Choisir dix mots (minimum) d'un texte et les remplacer par dix autres mots de son choix. 

 Ici à partir d'un extrait du "Buveur d'encre" (Eric Sanvoisin), livre utilisé pour un autre atelier d'écriture.

 

 

  extrait-buveur-d-encre.jpg        

 

 

Nous avions nous-mêmes testé le jeu sur le début de l'extrait avant de le proposer aux enfants. Voici ce que donnait le texte de ma partenaire après passage à "l'échangeur de mots" :

 

J'ai vu, de mes jambes nues, le chat manger un livre.

Non, je n'ai pas la rubéole.

Pendant cinq minutes, il s'est promené dans les toilettes. Les bras fermés, il se déplaçait en silence, les bras tendus droit derrière lui. On aurait dit qu'il écoutait le bruit de la voiture.

Subitement, il a saisi une grosse souris et tout est devenu encore plus sombre...

 

Et voici le mien :
 

J'ai vu, de mes yeux vu, le monstre mâchouiller une taupe.
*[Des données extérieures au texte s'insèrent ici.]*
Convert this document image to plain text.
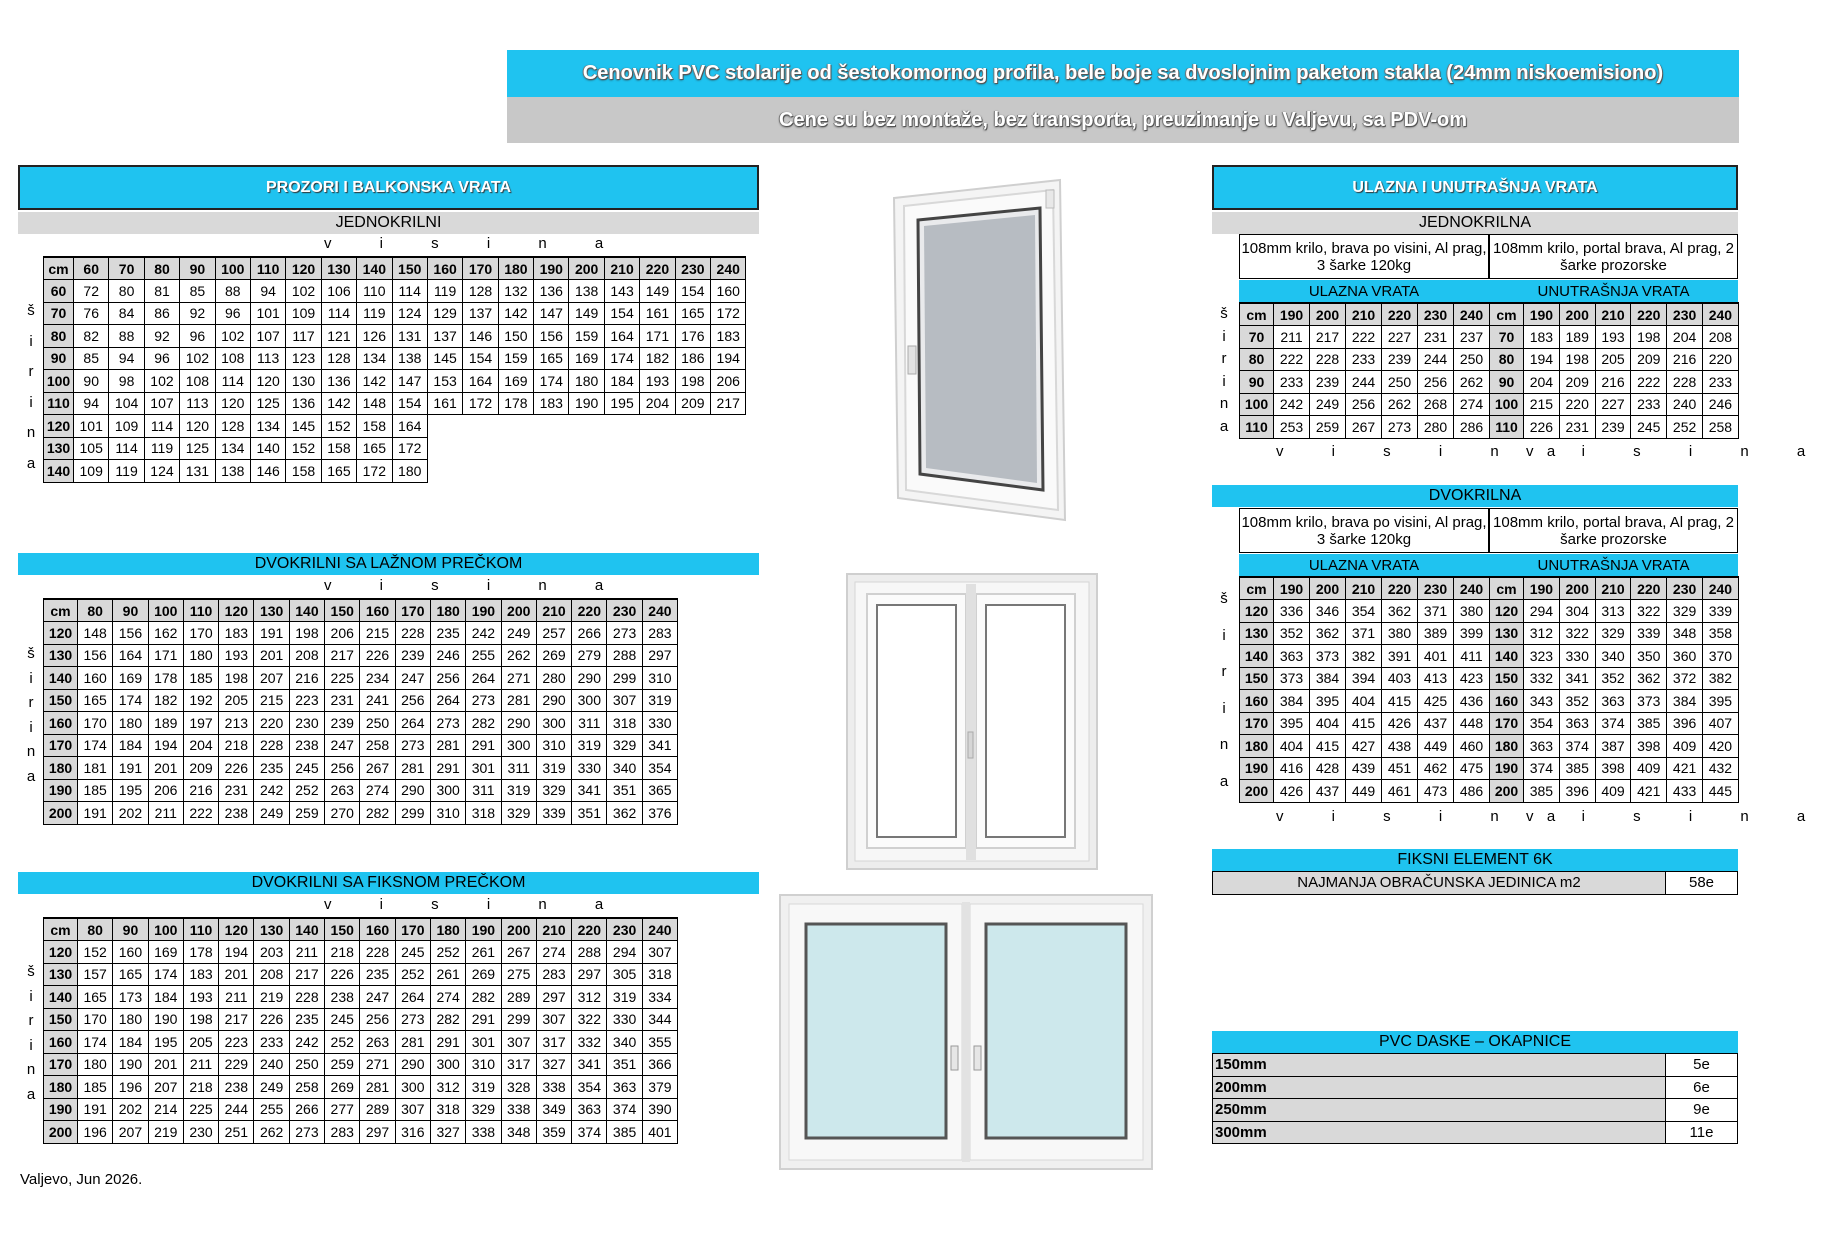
Cenovnik PVC stolarije od šestokomornog profila, bele boje sa dvoslojnim paketom stakla (24mm niskoemisiono)
Cene su bez montaže, bez transporta, preuzimanje u Valjevu, sa PDV-om
PROZORI I BALKONSKA VRATA
JEDNOKRILNI
v i s i n a
š
i
r
i
n
a
cm	60	70	80	90	100	110	120	130	140	150	160	170	180	190	200	210	220	230	240
60	72	80	81	85	88	94	102	106	110	114	119	128	132	136	138	143	149	154	160
70	76	84	86	92	96	101	109	114	119	124	129	137	142	147	149	154	161	165	172
80	82	88	92	96	102	107	117	121	126	131	137	146	150	156	159	164	171	176	183
90	85	94	96	102	108	113	123	128	134	138	145	154	159	165	169	174	182	186	194
100	90	98	102	108	114	120	130	136	142	147	153	164	169	174	180	184	193	198	206
110	94	104	107	113	120	125	136	142	148	154	161	172	178	183	190	195	204	209	217
120	101	109	114	120	128	134	145	152	158	164									
130	105	114	119	125	134	140	152	158	165	172									
140	109	119	124	131	138	146	158	165	172	180									
DVOKRILNI SA LAŽNOM PREČKOM
v i s i n a
š
i
r
i
n
a
cm	80	90	100	110	120	130	140	150	160	170	180	190	200	210	220	230	240
120	148	156	162	170	183	191	198	206	215	228	235	242	249	257	266	273	283
130	156	164	171	180	193	201	208	217	226	239	246	255	262	269	279	288	297
140	160	169	178	185	198	207	216	225	234	247	256	264	271	280	290	299	310
150	165	174	182	192	205	215	223	231	241	256	264	273	281	290	300	307	319
160	170	180	189	197	213	220	230	239	250	264	273	282	290	300	311	318	330
170	174	184	194	204	218	228	238	247	258	273	281	291	300	310	319	329	341
180	181	191	201	209	226	235	245	256	267	281	291	301	311	319	330	340	354
190	185	195	206	216	231	242	252	263	274	290	300	311	319	329	341	351	365
200	191	202	211	222	238	249	259	270	282	299	310	318	329	339	351	362	376
DVOKRILNI SA FIKSNOM PREČKOM
v i s i n a
š
i
r
i
n
a
cm	80	90	100	110	120	130	140	150	160	170	180	190	200	210	220	230	240
120	152	160	169	178	194	203	211	218	228	245	252	261	267	274	288	294	307
130	157	165	174	183	201	208	217	226	235	252	261	269	275	283	297	305	318
140	165	173	184	193	211	219	228	238	247	264	274	282	289	297	312	319	334
150	170	180	190	198	217	226	235	245	256	273	282	291	299	307	322	330	344
160	174	184	195	205	223	233	242	252	263	281	291	301	307	317	332	340	355
170	180	190	201	211	229	240	250	259	271	290	300	310	317	327	341	351	366
180	185	196	207	218	238	249	258	269	281	300	312	319	328	338	354	363	379
190	191	202	214	225	244	255	266	277	289	307	318	329	338	349	363	374	390
200	196	207	219	230	251	262	273	283	297	316	327	338	348	359	374	385	401
ULAZNA I UNUTRAŠNJA VRATA
JEDNOKRILNA
108mm krilo, brava po visini, Al prag, 3 šarke 120kg
108mm krilo, portal brava, Al prag, 2 šarke prozorske
ULAZNA VRATA	UNUTRAŠNJA VRATA
š
i
r
i
n
a
cm	190	200	210	220	230	240	cm	190	200	210	220	230	240
70	211	217	222	227	231	237	70	183	189	193	198	204	208
80	222	228	233	239	244	250	80	194	198	205	209	216	220
90	233	239	244	250	256	262	90	204	209	216	222	228	233
100	242	249	256	262	268	274	100	215	220	227	233	240	246
110	253	259	267	273	280	286	110	226	231	239	245	252	258
v i s i n a
v i s i n a
DVOKRILNA
108mm krilo, brava po visini, Al prag, 3 šarke 120kg
108mm krilo, portal brava, Al prag, 2 šarke prozorske
ULAZNA VRATA	UNUTRAŠNJA VRATA
š
i
r
i
n
a
cm	190	200	210	220	230	240	cm	190	200	210	220	230	240
120	336	346	354	362	371	380	120	294	304	313	322	329	339
130	352	362	371	380	389	399	130	312	322	329	339	348	358
140	363	373	382	391	401	411	140	323	330	340	350	360	370
150	373	384	394	403	413	423	150	332	341	352	362	372	382
160	384	395	404	415	425	436	160	343	352	363	373	384	395
170	395	404	415	426	437	448	170	354	363	374	385	396	407
180	404	415	427	438	449	460	180	363	374	387	398	409	420
190	416	428	439	451	462	475	190	374	385	398	409	421	432
200	426	437	449	461	473	486	200	385	396	409	421	433	445
v i s i n a
v i s i n a
FIKSNI ELEMENT 6K
NAJMANJA OBRAČUNSKA JEDINICA m2	58e
PVC DASKE – OKAPNICE
150mm	5e
200mm	6e
250mm	9e
300mm	11e
Valjevo, Jun 2026.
Non, je n'ai pas la berlue.

Pendant cinq minutes, il s'est promené dans les souterrains. Les yeux fermés, il se déplaçait en rampant, les tentacules tendus droit devant lui. On aurait dit qu'il écoutait le bruit de la fin.

Subitement, il a croqué un gros ver de terre et tout est devenu encore plus effrayant...

 

 

Mais les enfants sont allés encore beaucoup plus loin dans l'absurde et dans l'art de donner le frisson, comme dans cette création à quatre mains :

 

J'ai vu, de mes yeux vu, le client inconnu boire un bébé.

Non, je n'ai pas la berlue.

Pendant cinq minutes, il s'est promené dans les rayonnages. Les yeux fermés, il se déplaçait en silence, les yeux tendus droit devant lui. On aurait dit qu'il chantait le bruit des livres.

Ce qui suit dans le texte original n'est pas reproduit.